Your Action Toolkit
Your guide to getting involved. Because democracy isn’t a spectator sport.
2025’s elections will shape America’s future at this critical juncture. Whether you’re rallying neighbors or writing postcards, your effort helps elect leaders who care about us and their duty to the constitution.
WHY TAKE ACTION?
Right now, our democracy is under unprecedented threat, not just from extremists and big-money donors, but from something far more insidious: apathy. The truth is, elections aren’t won by passion alone; they’re won by showing up. Every seat lost, every harmful law passed, and every right eroded happens because people assumed someone else would fight for them.
You don’t need to quit your job or devote every weekend to make a difference. One hour a month writing postcards, five minutes a day sharing voter info online, or a single conversation with a disillusioned neighbor can help swing an election. Movements are built on millions of small acts by ordinary people.
Phone calls, postcards, even just amplifying key info on social media all adds up. The only wrong move is sitting this out.
LET’S GET INVOLVED!
What elections and special events are happening in 2025?
To see the elections on a map, click here!
Or to search elections by state, click here!
Not sure where to start? Pick what works for you:
If you care less about how you help, and more about who you help, then check out this link to filter by cause!
The best way to predict the future is to create it.
Right now, we are fighting partisan efforts to gerrymander Texas and Pennsylvania.
Redistricting 101
-
Redistricting is the process of redrawing the boundaries of voting districts — like those for Congress, state legislatures, or city councils. Districts usually change every ten years after the Census to reflect population shifts. The way those lines are drawn determines who represents you, which communities stay together, and ultimately how much political power your community has.
-
Fair maps keep communities intact, ensure equal population in each district, and give every voter an equal voice.

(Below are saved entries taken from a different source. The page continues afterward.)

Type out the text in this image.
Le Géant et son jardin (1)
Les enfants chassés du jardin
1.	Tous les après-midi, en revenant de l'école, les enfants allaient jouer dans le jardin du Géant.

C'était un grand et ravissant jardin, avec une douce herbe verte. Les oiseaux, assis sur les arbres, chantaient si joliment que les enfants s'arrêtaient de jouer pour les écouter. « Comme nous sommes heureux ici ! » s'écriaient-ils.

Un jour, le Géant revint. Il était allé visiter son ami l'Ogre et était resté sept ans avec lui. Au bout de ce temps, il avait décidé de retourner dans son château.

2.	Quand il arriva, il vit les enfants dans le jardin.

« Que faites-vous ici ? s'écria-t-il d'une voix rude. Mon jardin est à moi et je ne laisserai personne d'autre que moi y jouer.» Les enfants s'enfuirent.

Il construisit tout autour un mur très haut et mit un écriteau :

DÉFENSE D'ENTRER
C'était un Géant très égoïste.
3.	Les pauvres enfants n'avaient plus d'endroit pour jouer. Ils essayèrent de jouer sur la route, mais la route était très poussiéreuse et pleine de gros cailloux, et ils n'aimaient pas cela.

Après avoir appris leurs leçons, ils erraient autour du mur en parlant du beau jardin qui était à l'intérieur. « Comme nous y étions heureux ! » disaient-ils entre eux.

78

They reflect real neighborhoods, not political games.
Gerrymandering is when politicians manipulate district lines to give themselves or their party an unfair advantage. This often means splitting up communities to weaken their influence or packing them into one district to reduce their power elsewhere.
-
Redistricting is supposed to happen just once a decade after the Census. But in many states, politicians try to redraw maps more often, whenever they fear losing power. Right now, legislators across the country are pushing new maps to entrench partisan control, silence critics, and make elections less competitive. Stopping these power grabs is urgent, because once unfair maps are locked in, they often stay in place for years.
-
Unfair maps hurt all voters by reducing real competition and accountability. But the impact falls hardest on:
Communities of color whose voting strength is diluted by splitting them across districts.
Working families whose neighborhoods are carved up to reduce their influence.
Young voters whose growing political power is blunted by maps designed to favor older, more conservative electorates.
When politicians pick their voters instead of voters picking their representatives, it’s everyday people — not those in power — who lose their voice.